先日、九州の税理士仲間からこんな話を聞きました。

「63歳の社長が相談に来たとき、もう手遅れだったんです。法人名義のビルが3棟あって、評価額は8億円近い。でも対策できる時間が、ほとんど残っていなかった」

不動産を持つ経営者の方に、今日はぜひ読んでいただきたい内容です。

5年間先送りにしたツケ、相続税3億円

福岡で飲食チェーンを経営する佐藤社長(仮名・62歳)。法人名義の賃貸ビルを3棟所有し、相続税評価額の合計はおよそ8億円でした。息子への承継は「来年こそやろう」と毎年先送りにして、気づけば5年が過ぎていました。

67歳のとき、突然の体調不良で入院。退院後に税理士へ相談しましたが、返ってきた答えは「もう時間がありません」という言葉だったといいます。

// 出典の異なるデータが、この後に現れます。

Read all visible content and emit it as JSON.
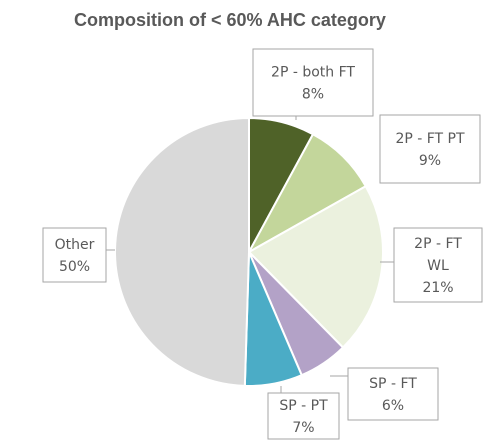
{
  "chart_data": {
    "type": "pie",
    "title": "Composition of < 60% AHC  category",
    "start_angle_deg": 0,
    "direction": "clockwise",
    "slices": [
      {
        "label": "2P - both FT",
        "value": 8,
        "display": "8%",
        "color": "#4f6228"
      },
      {
        "label": "2P - FT PT",
        "value": 9,
        "display": "9%",
        "color": "#c3d69b"
      },
      {
        "label": "2P - FT WL",
        "value": 21,
        "display": "21%",
        "color": "#ebf1de"
      },
      {
        "label": "SP - FT",
        "value": 6,
        "display": "6%",
        "color": "#b3a2c7"
      },
      {
        "label": "SP - PT",
        "value": 7,
        "display": "7%",
        "color": "#4bacc6"
      },
      {
        "label": "Other",
        "value": 50,
        "display": "50%",
        "color": "#d9d9d9"
      }
    ]
  }
}
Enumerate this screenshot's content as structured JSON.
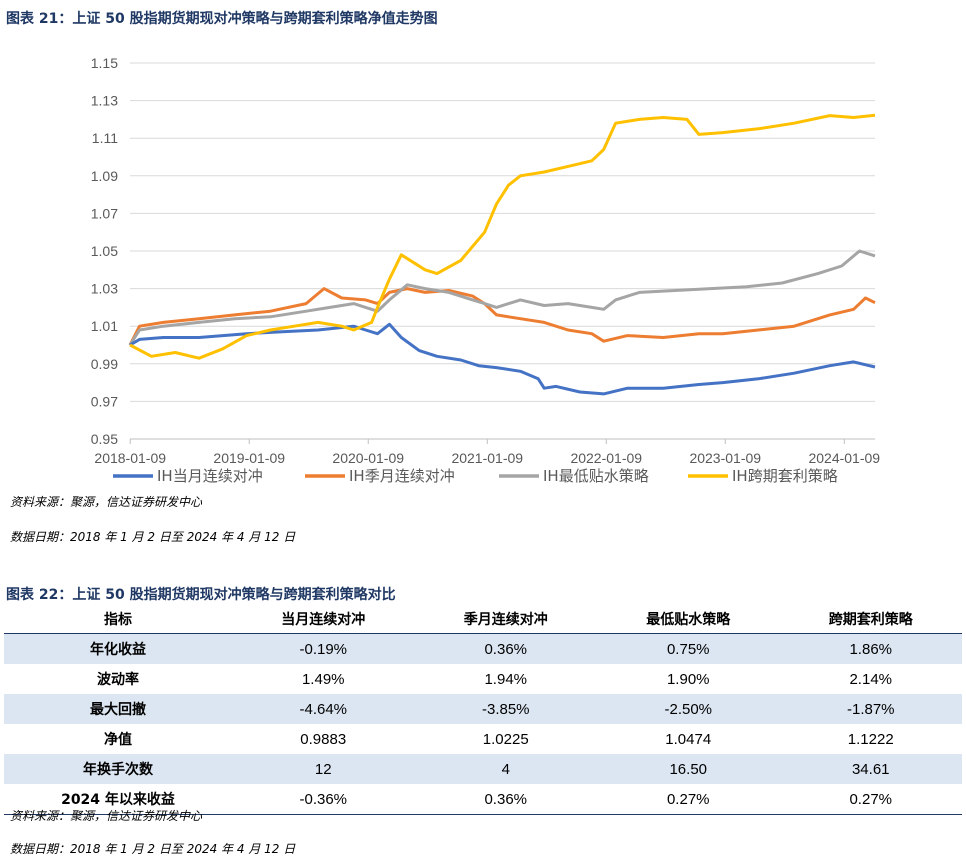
{
  "figure1": {
    "title": "图表 21：上证 50 股指期货期现对冲策略与跨期套利策略净值走势图",
    "source": "资料来源：聚源，信达证券研发中心",
    "date_note": "数据日期：2018 年 1 月 2 日至 2024 年 4 月 12 日"
  },
  "chart_data": {
    "type": "line",
    "title": "",
    "xlabel": "",
    "ylabel": "",
    "x_ticks": [
      "2018-01-09",
      "2019-01-09",
      "2020-01-09",
      "2021-01-09",
      "2022-01-09",
      "2023-01-09",
      "2024-01-09"
    ],
    "y_ticks": [
      "0.95",
      "0.97",
      "0.99",
      "1.01",
      "1.03",
      "1.05",
      "1.07",
      "1.09",
      "1.11",
      "1.13",
      "1.15"
    ],
    "ylim": [
      0.95,
      1.15
    ],
    "xlim": [
      2018.02,
      2024.28
    ],
    "grid": "horizontal",
    "legend_position": "bottom",
    "series": [
      {
        "name": "IH当月连续对冲",
        "color": "#4472c4",
        "points": [
          [
            2018.02,
            1.0
          ],
          [
            2018.1,
            1.003
          ],
          [
            2018.3,
            1.004
          ],
          [
            2018.6,
            1.004
          ],
          [
            2019.0,
            1.006
          ],
          [
            2019.3,
            1.007
          ],
          [
            2019.6,
            1.008
          ],
          [
            2019.9,
            1.01
          ],
          [
            2020.0,
            1.008
          ],
          [
            2020.1,
            1.006
          ],
          [
            2020.2,
            1.011
          ],
          [
            2020.3,
            1.004
          ],
          [
            2020.45,
            0.997
          ],
          [
            2020.6,
            0.994
          ],
          [
            2020.8,
            0.992
          ],
          [
            2020.95,
            0.989
          ],
          [
            2021.1,
            0.988
          ],
          [
            2021.3,
            0.986
          ],
          [
            2021.45,
            0.982
          ],
          [
            2021.5,
            0.977
          ],
          [
            2021.6,
            0.978
          ],
          [
            2021.8,
            0.975
          ],
          [
            2022.0,
            0.974
          ],
          [
            2022.2,
            0.977
          ],
          [
            2022.5,
            0.977
          ],
          [
            2022.8,
            0.979
          ],
          [
            2023.0,
            0.98
          ],
          [
            2023.3,
            0.982
          ],
          [
            2023.6,
            0.985
          ],
          [
            2023.9,
            0.989
          ],
          [
            2024.1,
            0.991
          ],
          [
            2024.28,
            0.9883
          ]
        ]
      },
      {
        "name": "IH季月连续对冲",
        "color": "#ed7d31",
        "points": [
          [
            2018.02,
            1.0
          ],
          [
            2018.1,
            1.01
          ],
          [
            2018.3,
            1.012
          ],
          [
            2018.6,
            1.014
          ],
          [
            2018.9,
            1.016
          ],
          [
            2019.2,
            1.018
          ],
          [
            2019.5,
            1.022
          ],
          [
            2019.65,
            1.03
          ],
          [
            2019.8,
            1.025
          ],
          [
            2020.0,
            1.024
          ],
          [
            2020.1,
            1.022
          ],
          [
            2020.2,
            1.028
          ],
          [
            2020.35,
            1.03
          ],
          [
            2020.5,
            1.028
          ],
          [
            2020.7,
            1.029
          ],
          [
            2020.9,
            1.026
          ],
          [
            2021.0,
            1.022
          ],
          [
            2021.1,
            1.016
          ],
          [
            2021.3,
            1.014
          ],
          [
            2021.5,
            1.012
          ],
          [
            2021.7,
            1.008
          ],
          [
            2021.9,
            1.006
          ],
          [
            2022.0,
            1.002
          ],
          [
            2022.2,
            1.005
          ],
          [
            2022.5,
            1.004
          ],
          [
            2022.8,
            1.006
          ],
          [
            2023.0,
            1.006
          ],
          [
            2023.3,
            1.008
          ],
          [
            2023.6,
            1.01
          ],
          [
            2023.9,
            1.016
          ],
          [
            2024.1,
            1.019
          ],
          [
            2024.2,
            1.025
          ],
          [
            2024.28,
            1.0225
          ]
        ]
      },
      {
        "name": "IH最低贴水策略",
        "color": "#a5a5a5",
        "points": [
          [
            2018.02,
            1.0
          ],
          [
            2018.1,
            1.008
          ],
          [
            2018.3,
            1.01
          ],
          [
            2018.6,
            1.012
          ],
          [
            2018.9,
            1.014
          ],
          [
            2019.2,
            1.015
          ],
          [
            2019.5,
            1.018
          ],
          [
            2019.7,
            1.02
          ],
          [
            2019.9,
            1.022
          ],
          [
            2020.0,
            1.02
          ],
          [
            2020.1,
            1.018
          ],
          [
            2020.2,
            1.024
          ],
          [
            2020.35,
            1.032
          ],
          [
            2020.5,
            1.03
          ],
          [
            2020.7,
            1.028
          ],
          [
            2020.9,
            1.024
          ],
          [
            2021.0,
            1.022
          ],
          [
            2021.1,
            1.02
          ],
          [
            2021.3,
            1.024
          ],
          [
            2021.5,
            1.021
          ],
          [
            2021.7,
            1.022
          ],
          [
            2021.9,
            1.02
          ],
          [
            2022.0,
            1.019
          ],
          [
            2022.1,
            1.024
          ],
          [
            2022.3,
            1.028
          ],
          [
            2022.6,
            1.029
          ],
          [
            2022.9,
            1.03
          ],
          [
            2023.2,
            1.031
          ],
          [
            2023.5,
            1.033
          ],
          [
            2023.8,
            1.038
          ],
          [
            2024.0,
            1.042
          ],
          [
            2024.15,
            1.05
          ],
          [
            2024.28,
            1.0474
          ]
        ]
      },
      {
        "name": "IH跨期套利策略",
        "color": "#ffc000",
        "points": [
          [
            2018.02,
            1.0
          ],
          [
            2018.2,
            0.994
          ],
          [
            2018.4,
            0.996
          ],
          [
            2018.6,
            0.993
          ],
          [
            2018.8,
            0.998
          ],
          [
            2019.0,
            1.005
          ],
          [
            2019.2,
            1.008
          ],
          [
            2019.4,
            1.01
          ],
          [
            2019.6,
            1.012
          ],
          [
            2019.8,
            1.01
          ],
          [
            2019.9,
            1.008
          ],
          [
            2020.05,
            1.012
          ],
          [
            2020.1,
            1.02
          ],
          [
            2020.2,
            1.035
          ],
          [
            2020.3,
            1.048
          ],
          [
            2020.4,
            1.044
          ],
          [
            2020.5,
            1.04
          ],
          [
            2020.6,
            1.038
          ],
          [
            2020.8,
            1.045
          ],
          [
            2021.0,
            1.06
          ],
          [
            2021.1,
            1.075
          ],
          [
            2021.2,
            1.085
          ],
          [
            2021.3,
            1.09
          ],
          [
            2021.5,
            1.092
          ],
          [
            2021.7,
            1.095
          ],
          [
            2021.9,
            1.098
          ],
          [
            2022.0,
            1.104
          ],
          [
            2022.1,
            1.118
          ],
          [
            2022.3,
            1.12
          ],
          [
            2022.5,
            1.121
          ],
          [
            2022.7,
            1.12
          ],
          [
            2022.8,
            1.112
          ],
          [
            2023.0,
            1.113
          ],
          [
            2023.3,
            1.115
          ],
          [
            2023.6,
            1.118
          ],
          [
            2023.9,
            1.122
          ],
          [
            2024.1,
            1.121
          ],
          [
            2024.28,
            1.1222
          ]
        ]
      }
    ]
  },
  "figure2": {
    "title": "图表 22：上证 50 股指期货期现对冲策略与跨期套利策略对比",
    "headers": [
      "指标",
      "当月连续对冲",
      "季月连续对冲",
      "最低贴水策略",
      "跨期套利策略"
    ],
    "rows": [
      [
        "年化收益",
        "-0.19%",
        "0.36%",
        "0.75%",
        "1.86%"
      ],
      [
        "波动率",
        "1.49%",
        "1.94%",
        "1.90%",
        "2.14%"
      ],
      [
        "最大回撤",
        "-4.64%",
        "-3.85%",
        "-2.50%",
        "-1.87%"
      ],
      [
        "净值",
        "0.9883",
        "1.0225",
        "1.0474",
        "1.1222"
      ],
      [
        "年换手次数",
        "12",
        "4",
        "16.50",
        "34.61"
      ],
      [
        "2024 年以来收益",
        "-0.36%",
        "0.36%",
        "0.27%",
        "0.27%"
      ]
    ],
    "source": "资料来源：聚源，信达证券研发中心",
    "date_note": "数据日期：2018 年 1 月 2 日至 2024 年 4 月 12 日"
  }
}
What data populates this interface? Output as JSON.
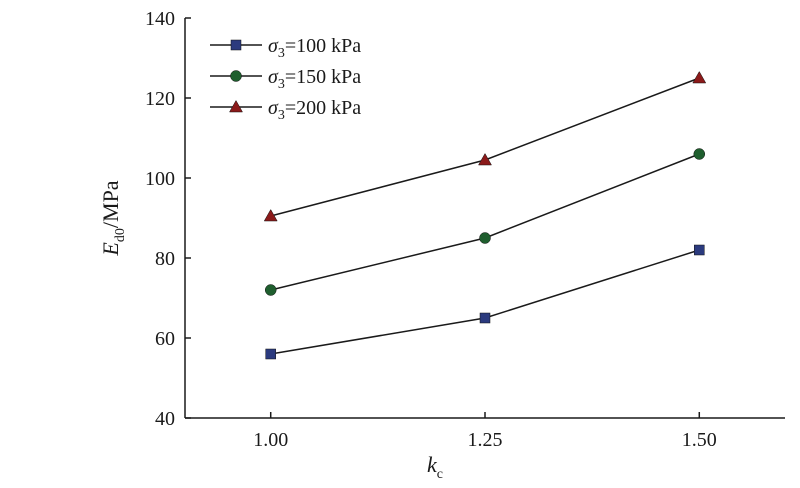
{
  "chart_data": {
    "type": "line",
    "x": [
      1.0,
      1.25,
      1.5
    ],
    "x_tick_labels": [
      "1.00",
      "1.25",
      "1.50"
    ],
    "y_ticks": [
      40,
      60,
      80,
      100,
      120,
      140
    ],
    "xlim": [
      0.9,
      1.6
    ],
    "ylim": [
      40,
      140
    ],
    "xlabel": {
      "main": "k",
      "sub": "c"
    },
    "ylabel": {
      "main": "E",
      "sub": "d0",
      "unit": "/MPa"
    },
    "grid": false,
    "legend_position": "top-left",
    "series": [
      {
        "name": {
          "symbol": "σ",
          "sub": "3",
          "text": "=100 kPa"
        },
        "marker": "square",
        "color": "#2b3a7e",
        "values": [
          56,
          65,
          82
        ]
      },
      {
        "name": {
          "symbol": "σ",
          "sub": "3",
          "text": "=150 kPa"
        },
        "marker": "circle",
        "color": "#1f5e2e",
        "values": [
          72,
          85,
          106
        ]
      },
      {
        "name": {
          "symbol": "σ",
          "sub": "3",
          "text": "=200 kPa"
        },
        "marker": "triangle",
        "color": "#8b1a1a",
        "values": [
          90.5,
          104.5,
          125
        ]
      }
    ]
  }
}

小規模宅地等の特例も、生前贈与も、法人化による評価圧縮も、すべて「今からでは間に合わない」。試算された相続税はおよそ3億円。手元の現金では到底足りず、長年守ってきたビルを売却するほかありませんでした。

なぜ対策には3〜5年かかるのか

相続税の節税は、時間がなければ成立しません。主な対策の準備期間を見ると、その理由がよくわかります。

生前贈与は毎年110万円の非課税枠を使い続けることで効果が積み上がる手法です。ただし相続発生前7年以内の贈与は財産に持ち戻されるルール(2024年以降は7年に延長)があるため、効果を最大化するには5〜10年前から継続することが前提になります。

小規模宅地等の特例は、事業用・居住用の土地の評価額を最大80%減額できる強力な制度です。ただし事前に満たすべき要件が複数あり、急病後に条件を整えようとしても手遅れになるケースが多い。

法人化による評価圧縮も同様です。不動産管理会社を設立して賃料収入を法人に集め、株式評価を下げていく手法は、設立・移転・実績の積み上げで最低でも2〜3年かかります。

「元気なうちにしか動けない」——これが不動産承継の最大の前提条件です。

間に合う社長と間に合わない社長の分かれ目

失敗するパターンに共通しているのは、「まだ自分は元気だから大丈夫」という思い込みです。男性経営者が60代で急病・入院するリスクは、統計的に決して低くはありません。佐藤社長のケースも、62歳の段階で動き始めていれば、複数の対策を組み合わせて相続税を大幅に圧縮できたはずです。

対照的に、55歳前後から相続対策に着手した経営者は選択肢が豊富です。生前贈与・法人化・生命保険の活用を計画的に組み合わせることで、相続税評価額を数億円単位で圧縮した実例は珍しくありません。

早く動くほど選択肢が増え、節税効果も大きくなる。それが不動産承継の鉄則です。

まず「自分の相続税評価額」を確認する

不動産を持つ経営者の方が今すぐできることは、保有不動産の相続税評価額を試算してもらうことです。

「だいたい時価の7割」とよく言われますが、実態はケースによって大きく違います。路線価の低いエリアでは4〜5割になることもあれば、借地権・底地の関係や建物の状況によっては時価を上回ることもある。正確な数字を把握しないまま「まあ大丈夫だろう」と思っているうちに、気づけば手遅れになっているのが典型的な失敗パターンです。

相続税の概算額が出れば、どの対策を優先すべきか、何年以内に動かなければいけないかが見えてきます。対策の優先順位は状況によって異なるため、税理士に依頼して自分の数字を把握することが、すべての出発点です。


60代に入ったら、不動産承継は「5年以内に着手すべき最優先事項」と捉えてください。まだ相続税評価額の試算を一度もしていないなら、今期中に税理士へ相談することを強くおすすめします。動き始めるのに、早すぎるということはありません。

※本記事は一般的な情報提供を目的としています。具体的な税務判断は税理士にご相談ください。